Theorem: (**Glivenko-Cantelli**)
Empirical distribution function converges uniformly to the population distribution function:
$$\| P_n - F \|_{\infty} \overset{a.s.}{\to} 0$$

For a parameter $\mathbf{h}(P \mathbf{g}(X))$ that is a function of expectations,
its **method-of-moments estimator** (substitution estimator) [@Pearson1894]
replaces the population measure with the empirical measure: $\mathbf{h}(P_n \mathbf{g}(X))$.
If the parameter to be estimated is a function of moments, $h(PX, \cdots, PX^k)$,
the method-of-moments estimator is $h( P_n X, \cdots, P_n X^k)$.
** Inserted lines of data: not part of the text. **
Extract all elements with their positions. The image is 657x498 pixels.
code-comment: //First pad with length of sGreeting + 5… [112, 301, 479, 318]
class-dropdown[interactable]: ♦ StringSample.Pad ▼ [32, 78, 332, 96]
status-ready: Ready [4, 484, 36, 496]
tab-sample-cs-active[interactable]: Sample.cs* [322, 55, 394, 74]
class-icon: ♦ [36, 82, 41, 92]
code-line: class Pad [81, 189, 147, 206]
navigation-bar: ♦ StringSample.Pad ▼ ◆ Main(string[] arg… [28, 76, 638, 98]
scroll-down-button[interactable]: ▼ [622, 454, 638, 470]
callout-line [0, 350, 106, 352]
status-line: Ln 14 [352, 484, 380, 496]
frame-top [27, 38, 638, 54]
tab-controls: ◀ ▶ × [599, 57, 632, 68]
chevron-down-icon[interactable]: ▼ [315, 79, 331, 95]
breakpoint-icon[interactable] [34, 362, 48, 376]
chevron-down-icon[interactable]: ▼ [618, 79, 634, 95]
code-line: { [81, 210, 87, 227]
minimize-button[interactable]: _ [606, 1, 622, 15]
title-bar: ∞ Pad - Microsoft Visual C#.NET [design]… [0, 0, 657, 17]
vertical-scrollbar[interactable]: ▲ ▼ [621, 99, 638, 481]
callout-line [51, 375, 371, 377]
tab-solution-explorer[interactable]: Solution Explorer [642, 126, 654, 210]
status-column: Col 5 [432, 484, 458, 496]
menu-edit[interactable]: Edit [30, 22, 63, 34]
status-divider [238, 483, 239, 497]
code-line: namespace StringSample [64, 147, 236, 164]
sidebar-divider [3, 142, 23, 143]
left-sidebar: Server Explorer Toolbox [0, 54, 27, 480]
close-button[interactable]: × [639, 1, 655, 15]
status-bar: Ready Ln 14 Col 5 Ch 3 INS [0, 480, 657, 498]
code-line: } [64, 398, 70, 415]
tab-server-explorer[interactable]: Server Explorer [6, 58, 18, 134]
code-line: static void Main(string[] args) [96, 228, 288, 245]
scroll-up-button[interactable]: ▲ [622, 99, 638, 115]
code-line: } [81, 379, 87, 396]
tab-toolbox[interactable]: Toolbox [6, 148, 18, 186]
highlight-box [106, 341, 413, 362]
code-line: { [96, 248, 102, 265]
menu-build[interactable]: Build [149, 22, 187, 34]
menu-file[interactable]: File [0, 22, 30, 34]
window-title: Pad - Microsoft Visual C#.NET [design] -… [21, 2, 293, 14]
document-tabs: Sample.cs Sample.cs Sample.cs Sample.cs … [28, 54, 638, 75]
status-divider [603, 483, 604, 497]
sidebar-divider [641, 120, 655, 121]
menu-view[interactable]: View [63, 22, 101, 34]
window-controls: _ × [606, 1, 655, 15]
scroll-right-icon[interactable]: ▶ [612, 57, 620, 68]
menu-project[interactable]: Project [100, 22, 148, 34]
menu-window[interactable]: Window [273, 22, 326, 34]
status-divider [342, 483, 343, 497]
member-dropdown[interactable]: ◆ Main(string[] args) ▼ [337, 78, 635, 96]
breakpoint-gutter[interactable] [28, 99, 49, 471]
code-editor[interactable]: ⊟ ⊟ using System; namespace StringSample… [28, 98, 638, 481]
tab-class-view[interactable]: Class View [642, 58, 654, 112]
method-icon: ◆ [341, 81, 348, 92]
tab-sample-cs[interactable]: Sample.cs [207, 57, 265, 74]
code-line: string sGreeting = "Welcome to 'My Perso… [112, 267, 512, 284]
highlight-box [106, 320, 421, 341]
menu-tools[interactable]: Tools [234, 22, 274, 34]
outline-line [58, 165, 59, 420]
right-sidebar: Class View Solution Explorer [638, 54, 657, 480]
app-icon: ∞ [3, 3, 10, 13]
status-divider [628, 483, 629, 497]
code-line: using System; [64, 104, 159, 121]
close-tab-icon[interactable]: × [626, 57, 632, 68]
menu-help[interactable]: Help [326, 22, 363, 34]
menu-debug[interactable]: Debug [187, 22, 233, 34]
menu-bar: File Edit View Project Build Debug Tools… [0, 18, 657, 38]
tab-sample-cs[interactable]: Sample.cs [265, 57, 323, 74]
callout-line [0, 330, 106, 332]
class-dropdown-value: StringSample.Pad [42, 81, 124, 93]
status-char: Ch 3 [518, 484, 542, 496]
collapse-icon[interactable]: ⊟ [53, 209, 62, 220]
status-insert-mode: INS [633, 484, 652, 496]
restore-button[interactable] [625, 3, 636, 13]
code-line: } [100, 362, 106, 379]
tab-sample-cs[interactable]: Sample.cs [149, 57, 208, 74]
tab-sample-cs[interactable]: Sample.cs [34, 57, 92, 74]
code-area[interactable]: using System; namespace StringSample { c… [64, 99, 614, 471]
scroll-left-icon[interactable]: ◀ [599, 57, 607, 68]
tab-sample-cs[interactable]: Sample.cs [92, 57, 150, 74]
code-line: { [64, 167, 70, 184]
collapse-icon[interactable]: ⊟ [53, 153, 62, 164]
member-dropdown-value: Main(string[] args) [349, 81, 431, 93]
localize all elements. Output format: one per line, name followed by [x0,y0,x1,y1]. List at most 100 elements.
Empirical moments are consistent and asymptotically normal: using central limit theorem, we can show that $$\sqrt{n} [ (P_n X, \cdots, P_n X^k) - (P X, \cdots, P X^k) ] \Rightarrow N(0,Σ)$$, where $Σ_{ij} = P X^{i+j} - P X^i P X^j$. If $h(\cdot)$ is continuously differentiable at $(PX, \cdots, PX^k)$, by the Delta method, we have $$\sqrt{n} [ h( P_n X, \cdots, P_n X^k) - h(PX, \cdots, PX^k) ] \Rightarrow N(0, (∇h)'Σ(∇h))$$, where $∇h$ is evaluated at $(PX, \cdots, PX^k)$.
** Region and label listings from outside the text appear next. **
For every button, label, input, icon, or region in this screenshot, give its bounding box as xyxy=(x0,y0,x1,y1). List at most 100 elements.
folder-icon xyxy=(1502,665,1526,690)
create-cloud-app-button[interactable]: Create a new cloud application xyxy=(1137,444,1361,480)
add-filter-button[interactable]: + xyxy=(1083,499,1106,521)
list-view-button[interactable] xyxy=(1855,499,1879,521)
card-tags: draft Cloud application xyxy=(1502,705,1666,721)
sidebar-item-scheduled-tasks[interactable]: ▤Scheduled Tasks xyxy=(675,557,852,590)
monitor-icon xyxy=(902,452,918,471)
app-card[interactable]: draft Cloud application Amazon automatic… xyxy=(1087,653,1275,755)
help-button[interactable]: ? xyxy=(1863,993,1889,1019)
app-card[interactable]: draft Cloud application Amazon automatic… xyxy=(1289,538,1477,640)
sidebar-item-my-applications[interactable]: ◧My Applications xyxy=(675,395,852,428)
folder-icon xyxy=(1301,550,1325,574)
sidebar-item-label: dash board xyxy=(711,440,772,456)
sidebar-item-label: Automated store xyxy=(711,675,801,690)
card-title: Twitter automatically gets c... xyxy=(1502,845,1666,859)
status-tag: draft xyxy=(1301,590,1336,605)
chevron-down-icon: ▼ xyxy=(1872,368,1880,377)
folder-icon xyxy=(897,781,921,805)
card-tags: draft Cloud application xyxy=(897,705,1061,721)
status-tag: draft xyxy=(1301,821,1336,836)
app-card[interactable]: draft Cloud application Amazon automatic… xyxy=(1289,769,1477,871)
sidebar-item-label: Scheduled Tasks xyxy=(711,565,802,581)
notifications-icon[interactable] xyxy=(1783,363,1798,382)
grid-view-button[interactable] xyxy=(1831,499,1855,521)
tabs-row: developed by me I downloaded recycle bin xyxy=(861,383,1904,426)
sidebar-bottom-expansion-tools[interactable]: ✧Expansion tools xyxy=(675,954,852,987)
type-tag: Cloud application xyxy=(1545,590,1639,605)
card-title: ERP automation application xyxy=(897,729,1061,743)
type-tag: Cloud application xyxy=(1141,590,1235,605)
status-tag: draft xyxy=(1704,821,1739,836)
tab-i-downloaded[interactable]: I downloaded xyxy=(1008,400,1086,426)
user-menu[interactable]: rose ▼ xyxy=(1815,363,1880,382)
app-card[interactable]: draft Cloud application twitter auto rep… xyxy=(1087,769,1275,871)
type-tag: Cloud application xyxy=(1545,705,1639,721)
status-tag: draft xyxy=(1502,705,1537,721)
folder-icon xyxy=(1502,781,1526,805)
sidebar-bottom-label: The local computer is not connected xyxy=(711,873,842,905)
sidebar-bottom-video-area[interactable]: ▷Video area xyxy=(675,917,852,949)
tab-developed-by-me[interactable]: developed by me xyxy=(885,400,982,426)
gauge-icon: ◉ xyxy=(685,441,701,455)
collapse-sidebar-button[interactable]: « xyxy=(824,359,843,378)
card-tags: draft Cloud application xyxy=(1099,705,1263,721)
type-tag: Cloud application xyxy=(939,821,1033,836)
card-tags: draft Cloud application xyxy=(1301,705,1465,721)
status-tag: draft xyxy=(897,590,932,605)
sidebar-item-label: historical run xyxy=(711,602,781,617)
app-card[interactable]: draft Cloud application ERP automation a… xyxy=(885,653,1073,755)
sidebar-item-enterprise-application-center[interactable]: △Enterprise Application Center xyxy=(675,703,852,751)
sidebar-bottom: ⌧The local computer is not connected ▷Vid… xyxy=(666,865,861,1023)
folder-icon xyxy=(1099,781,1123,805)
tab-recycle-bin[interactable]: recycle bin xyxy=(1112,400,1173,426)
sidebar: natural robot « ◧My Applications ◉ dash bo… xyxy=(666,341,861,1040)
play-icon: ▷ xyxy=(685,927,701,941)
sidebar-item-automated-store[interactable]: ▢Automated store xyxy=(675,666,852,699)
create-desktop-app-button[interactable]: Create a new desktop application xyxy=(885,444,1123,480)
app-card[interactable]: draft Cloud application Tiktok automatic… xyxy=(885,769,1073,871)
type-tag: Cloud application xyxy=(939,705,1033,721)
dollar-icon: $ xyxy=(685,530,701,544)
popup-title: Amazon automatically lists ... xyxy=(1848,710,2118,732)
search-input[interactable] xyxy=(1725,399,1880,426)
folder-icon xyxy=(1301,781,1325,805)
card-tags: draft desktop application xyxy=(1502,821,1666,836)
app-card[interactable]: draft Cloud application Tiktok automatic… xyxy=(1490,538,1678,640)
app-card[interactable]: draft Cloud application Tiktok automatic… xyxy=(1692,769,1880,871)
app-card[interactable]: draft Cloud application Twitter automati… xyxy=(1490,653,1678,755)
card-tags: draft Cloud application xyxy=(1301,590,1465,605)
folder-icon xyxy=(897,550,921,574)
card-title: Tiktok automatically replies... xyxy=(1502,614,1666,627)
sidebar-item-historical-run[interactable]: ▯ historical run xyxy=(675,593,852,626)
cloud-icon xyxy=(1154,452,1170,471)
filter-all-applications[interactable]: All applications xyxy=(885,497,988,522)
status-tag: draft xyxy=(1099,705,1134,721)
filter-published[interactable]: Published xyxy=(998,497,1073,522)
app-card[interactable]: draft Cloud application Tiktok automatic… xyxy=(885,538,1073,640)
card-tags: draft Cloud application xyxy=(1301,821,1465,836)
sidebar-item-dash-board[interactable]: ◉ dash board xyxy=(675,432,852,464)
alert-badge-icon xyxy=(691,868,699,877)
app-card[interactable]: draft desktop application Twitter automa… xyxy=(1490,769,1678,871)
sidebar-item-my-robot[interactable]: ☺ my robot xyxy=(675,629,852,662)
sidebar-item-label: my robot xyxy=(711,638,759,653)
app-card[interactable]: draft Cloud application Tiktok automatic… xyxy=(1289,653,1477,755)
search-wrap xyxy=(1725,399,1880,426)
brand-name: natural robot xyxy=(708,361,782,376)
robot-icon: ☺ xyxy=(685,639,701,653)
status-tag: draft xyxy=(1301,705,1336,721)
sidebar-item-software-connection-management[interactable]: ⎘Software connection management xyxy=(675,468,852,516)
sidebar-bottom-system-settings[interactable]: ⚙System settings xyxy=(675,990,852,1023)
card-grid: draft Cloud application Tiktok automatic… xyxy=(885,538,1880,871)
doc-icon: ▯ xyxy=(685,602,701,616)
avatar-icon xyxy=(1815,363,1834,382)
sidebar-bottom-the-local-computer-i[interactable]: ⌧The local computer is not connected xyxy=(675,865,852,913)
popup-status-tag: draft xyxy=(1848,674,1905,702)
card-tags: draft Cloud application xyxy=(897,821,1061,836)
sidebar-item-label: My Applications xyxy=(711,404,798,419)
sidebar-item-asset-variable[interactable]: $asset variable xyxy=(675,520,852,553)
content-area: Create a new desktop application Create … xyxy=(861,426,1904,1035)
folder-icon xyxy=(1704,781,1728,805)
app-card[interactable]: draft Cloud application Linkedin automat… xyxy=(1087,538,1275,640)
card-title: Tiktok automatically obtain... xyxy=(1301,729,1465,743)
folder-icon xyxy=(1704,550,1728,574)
For Gamma distribution $Γ(α, β)$:

- The parameters $(α, β) = g(PX, PX^2)$, where $g(x,y) = ( x^2/(y-x^2), (y-x^2)/x )$.
- The q-th order moment is $PX^q = α (α+1) \cdots (α+q-1) β^q$.
- The asymptotic variance of empirical 1st and 2nd moments is $Σ = \begin{pmatrix} α β^2 & 2 α(α+1)β^2 \\ 2 α(α+1)β^2 & 2 α(α+1)(2α+3)β^4 \end{pmatrix}$
- Gradient of $g(x,y)$ at $(PX, PX^2)$ is $∇ g(PX, PX^2) = \begin{pmatrix} \frac{2(α+1)}{β} & -\frac{α+1}{α} \\ -\frac{1}{β^2} & \frac{1}{αβ} \end{pmatrix}$
- Then we have the asymptotic variance for method of moments estimator $g(P_n X, P_n X^2)$: $Σ' = \begin{pmatrix} 2α(α+1) & -2(α+1)β \\ -2(α+1)β & \frac{(2α+3)β^2}{α} \end{pmatrix}$

For uniform distribution $U(0, θ)$, because $θ = 2 PX$, its method of moments estimator is $2 P_n X$. But this estimator is not very efficient.